Durante seu plano de expansão, a Miolo adquiriu outras vinícolas e estabeleceu várias parcerias nacionais e internacionais. Em 2006 a empresa passou a ser chamada de Miolo Wine Group, e em 2009, por exemplo, anunciou a compra da Vinícola Almadén, passando a atuar num segmento de mercado em que ainda não participava.

A sede da vinícola fica no Vale dos Vinhedos, em Bento Gonçalves, e possui uma estrutura de enoturismo que conta com sala de degustação, visitação às caves e aos parreirais e cursos de degustação. Para muitos é uma visita obrigatória se você estiver conhecendo a região. Eu já estive lá, e você?


Campos de Cima da Serra

Campos de Cima da Serra é uma das regiões produtoras de uvas mais frias e elevadas do Brasil, com 1.000 metros de altitude. O clima é temperado frio, de verões amenos, com temperatura máxima média de 25°C e mínima média de 15°C. No inverno, mais frio pela altitude, a temperatura máxima está em torno de 16°C e a mínima em torno de 7°C, sendo comum a ocorrência de geadas e até mesmo neve.

A aliança da Miolo com o empresário Raul Anselmo Randon resultou na produção dos vinhos RAR, cujas uvas são plantadas em Campos de Cima da Serra e todos os anos seguem para a sede da vinícola, no Vale dos Vinhedos, onde os vinhos são elaborados.


O vinho degustado: RAR Collezione Gewürztraminer, Campos de Cima da Serra 2011

Como informado no contrarrótulo, as uvas que foram usadas na elaboração deste vinho estavam parcialmente atacadas pelo fungo Botrytis cinerea, responsável pela chamada podridão nobre (o fungo seca a uva e extrai a umidade de dentro dela, concentrando em seu interior os açúcares). A ficha de informação do vinho aponta um percentual de 20% de uvas com podridão nobre.

Além do fator acima, o dulçor que se percebe em boca é devido também à interrupção da fermentação alcoolica por intermédio da redução brusca da temperatura, o que preservou o açúcar residual do vinho e lhe deu a característica de demi-seco. Não houve envelhecimento em carvalho, somente em tanques de aço inox por um período de um ano.

Levamos o vinho conosco em noite de rolha livre no restaurante Taberna Portuguesa. Ao ser aberto, exalou aromas frutados e uma leve pegada mineral, muito agradável. A cor era límpida, e não correspondeu nem um pouco ao que eu esperava de um vinho branco de mais idade, um indicativo de que a garrafa poderia ter tranquilamente permanecido na adega por mais algum tempo.

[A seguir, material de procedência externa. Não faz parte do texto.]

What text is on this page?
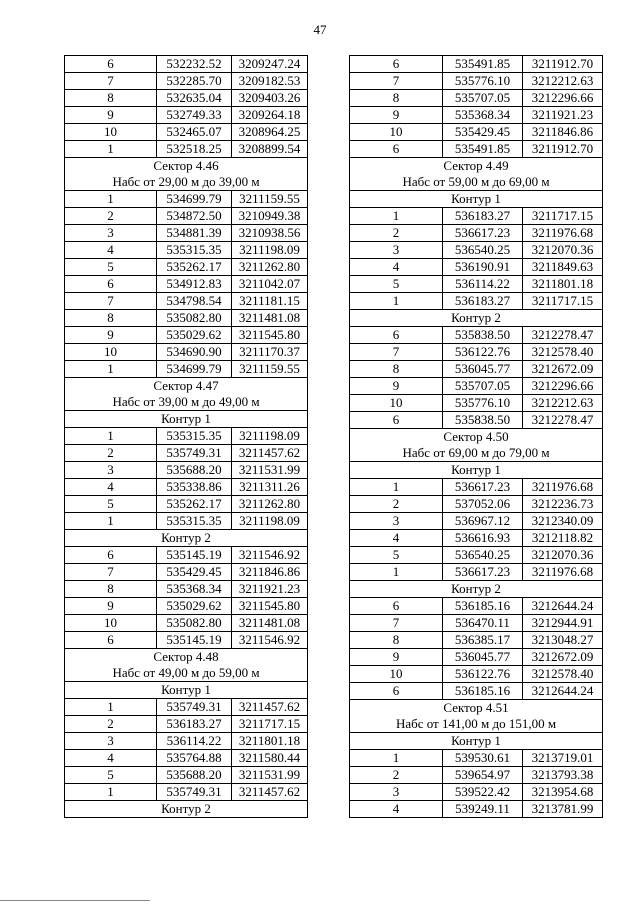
47
6	532232.52	3209247.24
7	532285.70	3209182.53
8	532635.04	3209403.26
9	532749.33	3209264.18
10	532465.07	3208964.25
1	532518.25	3208899.54
Сектор 4.46		
Набс от 29,00 м до 39,00 м		
1	534699.79	3211159.55
2	534872.50	3210949.38
3	534881.39	3210938.56
4	535315.35	3211198.09
5	535262.17	3211262.80
6	534912.83	3211042.07
7	534798.54	3211181.15
8	535082.80	3211481.08
9	535029.62	3211545.80
10	534690.90	3211170.37
1	534699.79	3211159.55
Сектор 4.47		
Набс от 39,00 м до 49,00 м		
Контур 1		
1	535315.35	3211198.09
2	535749.31	3211457.62
3	535688.20	3211531.99
4	535338.86	3211311.26
5	535262.17	3211262.80
1	535315.35	3211198.09
Контур 2		
6	535145.19	3211546.92
7	535429.45	3211846.86
8	535368.34	3211921.23
9	535029.62	3211545.80
10	535082.80	3211481.08
6	535145.19	3211546.92
Сектор 4.48		
Набс от 49,00 м до 59,00 м		
Контур 1		
1	535749.31	3211457.62
2	536183.27	3211717.15
3	536114.22	3211801.18
4	535764.88	3211580.44
5	535688.20	3211531.99
1	535749.31	3211457.62
Контур 2		
6	535491.85	3211912.70
7	535776.10	3212212.63
8	535707.05	3212296.66
9	535368.34	3211921.23
10	535429.45	3211846.86
6	535491.85	3211912.70
Сектор 4.49		
Набс от 59,00 м до 69,00 м		
Контур 1		
1	536183.27	3211717.15
2	536617.23	3211976.68
3	536540.25	3212070.36
4	536190.91	3211849.63
5	536114.22	3211801.18
1	536183.27	3211717.15
Контур 2		
6	535838.50	3212278.47
7	536122.76	3212578.40
8	536045.77	3212672.09
9	535707.05	3212296.66
10	535776.10	3212212.63
6	535838.50	3212278.47
Сектор 4.50		
Набс от 69,00 м до 79,00 м		
Контур 1		
1	536617.23	3211976.68
2	537052.06	3212236.73
3	536967.12	3212340.09
4	536616.93	3212118.82
5	536540.25	3212070.36
1	536617.23	3211976.68
Контур 2		
6	536185.16	3212644.24
7	536470.11	3212944.91
8	536385.17	3213048.27
9	536045.77	3212672.09
10	536122.76	3212578.40
6	536185.16	3212644.24
Сектор 4.51		
Набс от 141,00 м до 151,00 м		
Контур 1		
1	539530.61	3213719.01
2	539654.97	3213793.38
3	539522.42	3213954.68
4	539249.11	3213781.99
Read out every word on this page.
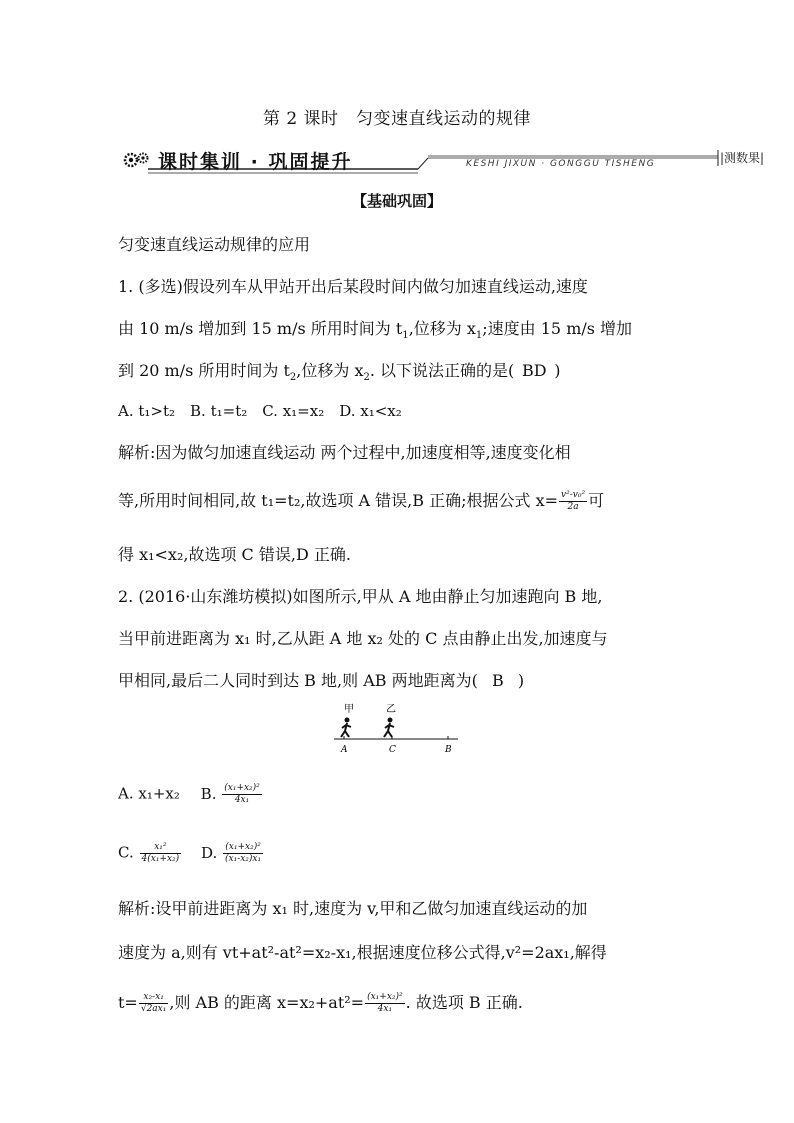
第 2 课时　匀变速直线运动的规律
课时集训 · 巩固提升	KESHI JIXUN · GONGGU TISHENG	|测数果|
【基础巩固】
匀变速直线运动规律的应用
1. (多选)假设列车从甲站开出后某段时间内做匀加速直线运动,速度
由 10 m/s 增加到 15 m/s 所用时间为 $t_1$,位移为 $x_1$;速度由 15 m/s 增加
到 20 m/s 所用时间为 $t_2$,位移为 $x_2$. 以下说法正确的是( BD )
A. t₁>t₂　B. t₁=t₂　C. x₁=x₂　D. x₁<x₂
解析:因为做匀加速直线运动 两个过程中,加速度相等,速度变化相
等,所用时间相同,故 t₁=t₂,故选项 A 错误,B 正确;根据公式 $x= \frac{\text{v²-v₀²}}{2a}$ 可
得 x₁<x₂,故选项 C 错误,D 正确.
2. (2016·山东潍坊模拟)如图所示,甲从 A 地由静止匀加速跑向 B 地,
当甲前进距离为 x₁ 时,乙从距 A 地 x₂ 处的 C 点由静止出发,加速度与
甲相同,最后二人同时到达 B 地,则 AB 两地距离为( B )
甲	乙
A	C	B
A. x₁+x₂ B. $\frac{\text{(x₁+x₂)²}}{\text{4x₁}}$
C. $\frac{\text{x₁²}}{\text{4(x₁+x₂)}} D$. $\frac{\text{(x₁+x₂)²}}{\text{(x₁-x₂)x₁}}$
解析:设甲前进距离为 x₁ 时,速度为 v,甲和乙做匀加速直线运动的加
速度为 a,则有 vt+at²-at²=x₂-x₁,根据速度位移公式得,v²=2ax₁,解得
$t= \frac{\text{x₂-x₁}}{\text{√2ax₁}}$ ,则 AB 的距离 $x=x_2+at^2= \frac{\text{(x₁+x₂)²}}{\text{4x₁}}$ . 故选项 B 正确.
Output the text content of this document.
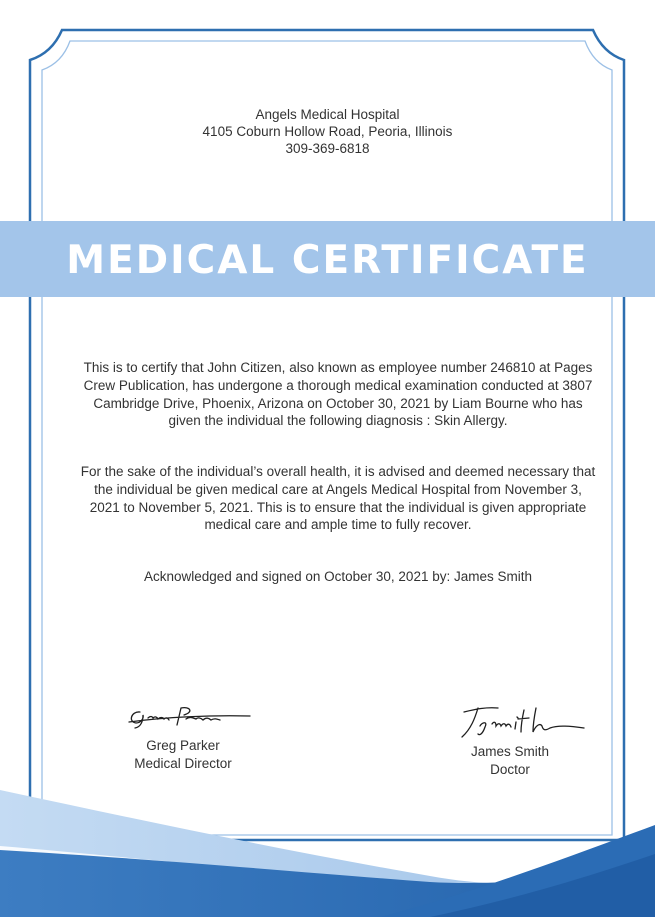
Angels Medical Hospital
4105 Coburn Hollow Road, Peoria, Illinois
309-369-6818
MEDICAL CERTIFICATE
This is to certify that John Citizen, also known as employee number 246810 at Pages Crew Publication, has undergone a thorough medical examination conducted at 3807 Cambridge Drive, Phoenix, Arizona on October 30, 2021 by Liam Bourne who has given the individual the following diagnosis : Skin Allergy.
For the sake of the individual’s overall health, it is advised and deemed necessary that the individual be given medical care at Angels Medical Hospital from November 3, 2021 to November 5, 2021. This is to ensure that the individual is given appropriate medical care and ample time to fully recover.
Acknowledged and signed on October 30, 2021 by: James Smith
Greg Parker
Medical Director
James Smith
Doctor
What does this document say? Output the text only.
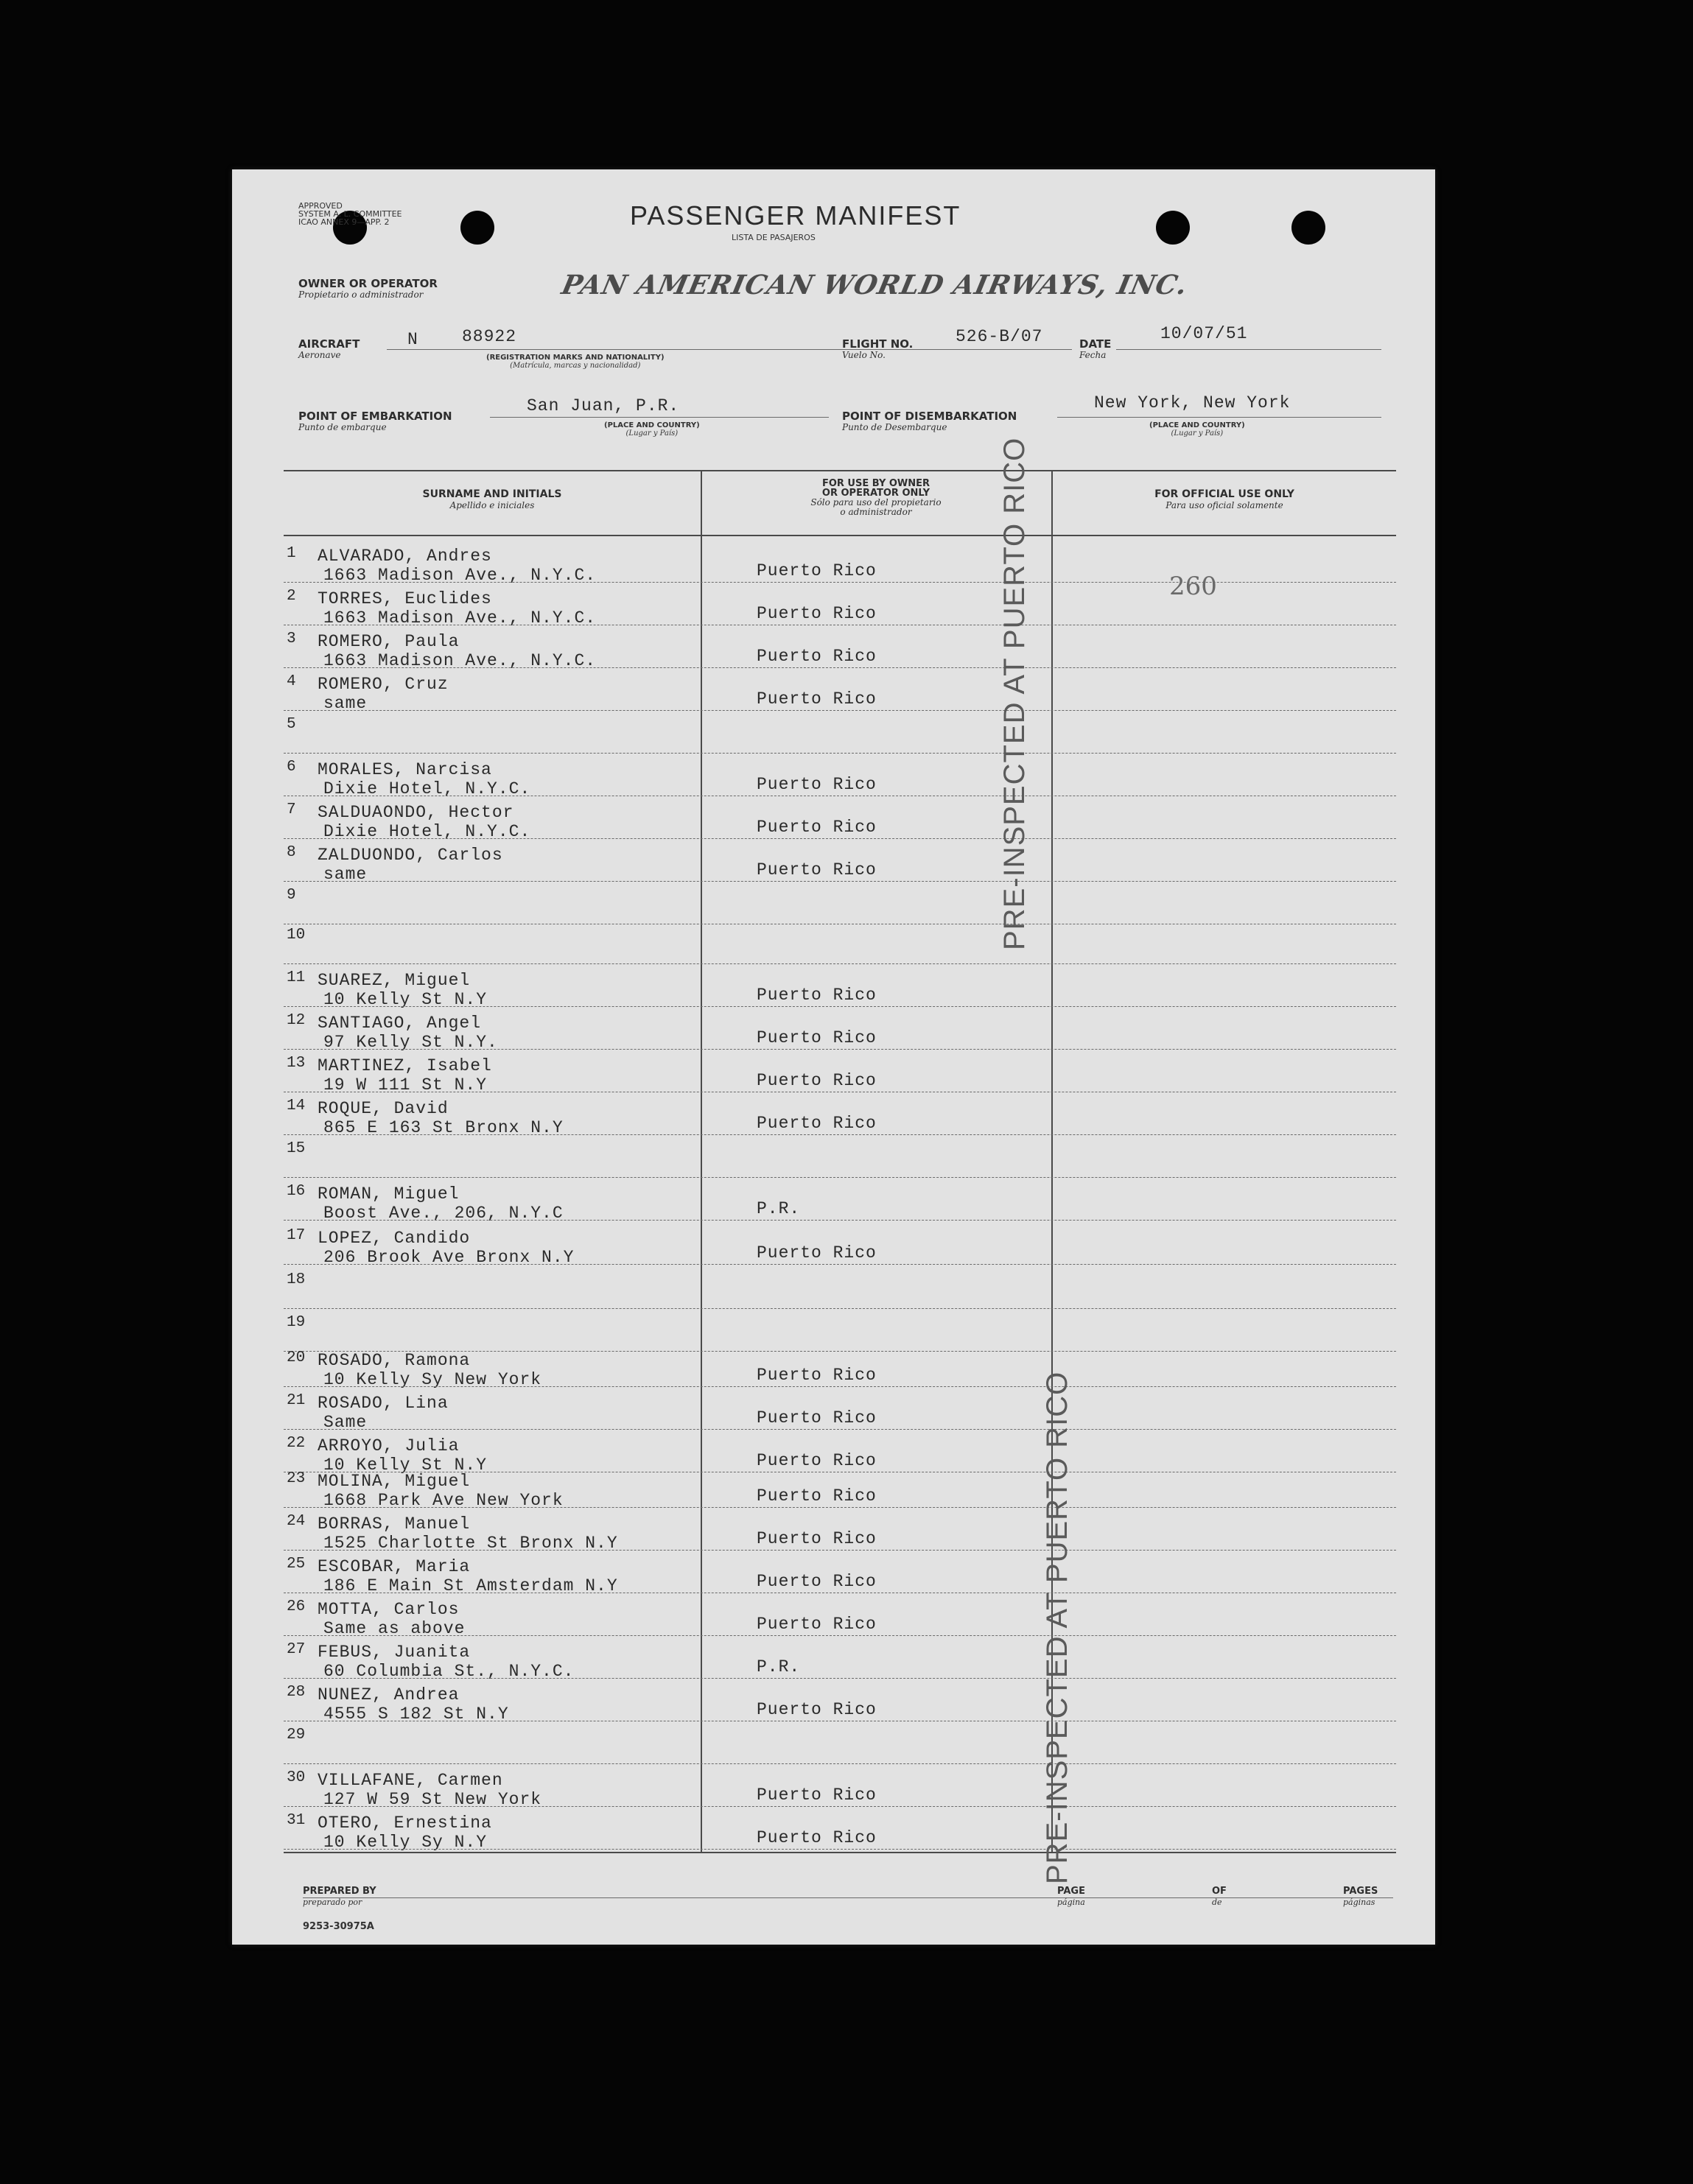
APPROVED
SYSTEM A. L. COMMITTEE
ICAO ANNEX 9—APP. 2	PASSENGER MANIFEST
LISTA DE PASAJEROS
OWNER OR OPERATOR
Propietario o administrador	PAN AMERICAN WORLD AIRWAYS, INC.
AIRCRAFT
Aeronave
N	88922
(REGISTRATION MARKS AND NATIONALITY)
(Matrícula, marcas y nacionalidad)
FLIGHT NO.
Vuelo No.
526-B/07	DATE
Fecha
10/07/51
POINT OF EMBARKATION
Punto de embarque
San Juan, P.R.
(PLACE AND COUNTRY)
(Lugar y País)
POINT OF DISEMBARKATION
Punto de Desembarque
New York, New York
(PLACE AND COUNTRY)
(Lugar y País)
SURNAME AND INITIALS
Apellido e iniciales
FOR USE BY OWNER
OR OPERATOR ONLY
Sólo para uso del propietario
o administrador
FOR OFFICIAL USE ONLY
Para uso oficial solamente
1 ALVARADO, Andres
1663 Madison Ave., N.Y.C.	Puerto Rico
2 TORRES, Euclides
1663 Madison Ave., N.Y.C.	Puerto Rico
3 ROMERO, Paula
1663 Madison Ave., N.Y.C.	Puerto Rico
4 ROMERO, Cruz
same	Puerto Rico
5
6 MORALES, Narcisa
Dixie Hotel, N.Y.C.	Puerto Rico
7 SALDUAONDO, Hector
Dixie Hotel, N.Y.C.	Puerto Rico
8 ZALDUONDO, Carlos
same	Puerto Rico
9
10
11 SUAREZ, Miguel
10 Kelly St N.Y	Puerto Rico
12 SANTIAGO, Angel
97 Kelly St N.Y.	Puerto Rico
13 MARTINEZ, Isabel
19 W 111 St N.Y	Puerto Rico
14 ROQUE, David
865 E 163 St Bronx N.Y	Puerto Rico
15
16 ROMAN, Miguel
Boost Ave., 206, N.Y.C	P.R.
17 LOPEZ, Candido
206 Brook Ave Bronx N.Y	Puerto Rico
18
19
20 ROSADO, Ramona
10 Kelly Sy New York	Puerto Rico
21 ROSADO, Lina
Same	Puerto Rico
22 ARROYO, Julia
10 Kelly St N.Y	Puerto Rico
23 MOLINA, Miguel
1668 Park Ave New York	Puerto Rico
24 BORRAS, Manuel
1525 Charlotte St Bronx N.Y	Puerto Rico
25 ESCOBAR, Maria
186 E Main St Amsterdam N.Y	Puerto Rico
26 MOTTA, Carlos
Same as above	Puerto Rico
27 FEBUS, Juanita
60 Columbia St., N.Y.C.	P.R.
28 NUNEZ, Andrea
4555 S 182 St N.Y	Puerto Rico
29
30 VILLAFANE, Carmen
127 W 59 St New York	Puerto Rico
31 OTERO, Ernestina
10 Kelly Sy N.Y	Puerto Rico
260
PRE-INSPECTED AT PUERTO RICO
PRE-INSPECTED AT PUERTO RICO
PREPARED BY
preparado por
PAGE
página
OF
de
PAGES
páginas
9253-30975A
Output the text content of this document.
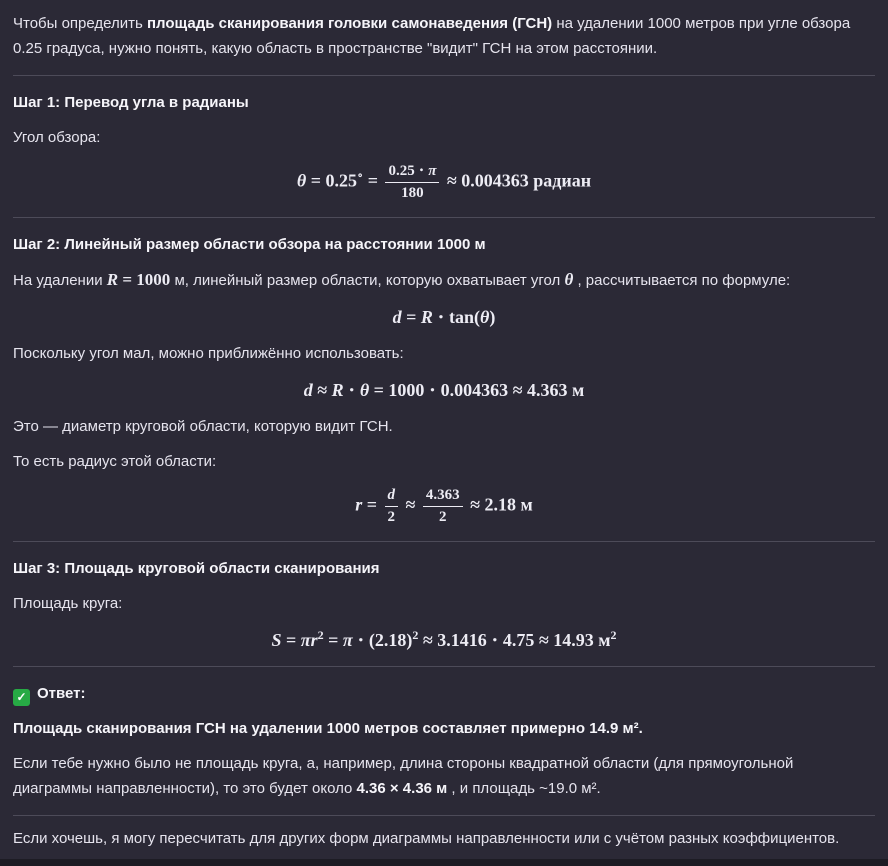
Чтобы определить площадь сканирования головки самонаведения (ГСН) на удалении 1000 метров при угле обзора 0.25 градуса, нужно понять, какую область в пространстве "видит" ГСН на этом расстоянии.

Шаг 1: Перевод угла в радианы

Угол обзора:

$\theta = 0.25^\circ = \frac{0.25 \cdot \pi}{180} \approx 0.004363$ радиан

Шаг 2: Линейный размер области обзора на расстоянии 1000 м

На удалении R = 1000 м, линейный размер области, которую охватывает угол θ , рассчитывается по формуле:

d = R ⋅ tan(θ)

Поскольку угол мал, можно приближённо использовать:

d ≈ R ⋅ θ = 1000 ⋅ 0.004363 ≈ 4.363 м

Это — диаметр круговой области, которую видит ГСН.

То есть радиус этой области:

$r = \frac{d}{2} \approx \frac{4.363}{2} \approx 2.18$ м

Шаг 3: Площадь круговой области сканирования

Площадь круга:

$S = \pi r^2 = \pi \cdot (2.18)^2 \approx 3.1416 \cdot 4.75 \approx 14.93$ $м^2$

✓ Ответ:

Площадь сканирования ГСН на удалении 1000 метров составляет примерно 14.9 м².

Если тебе нужно было не площадь круга, а, например, длина стороны квадратной области (для прямоугольной диаграммы направленности), то это будет около 4.36 × 4.36 м , и площадь ~19.0 м².

Если хочешь, я могу пересчитать для других форм диаграммы направленности или с учётом разных коэффициентов.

Decidi harmonizá-lo por contraste com a lagosta à pescadora, que leva na receita molho de limão, manteiga e pimentão (depois de uma fantástica porção de rã ao olho e óleo). A presença redonda e equilibrada em boca casou muito bem com ambos os pratos, especialmente o principal, e o dulçor praticamente desapareceu em meio à textura da lagosta.

Vinho muito bom, realmente um espetáculo em se tratando de um branco demi-seco.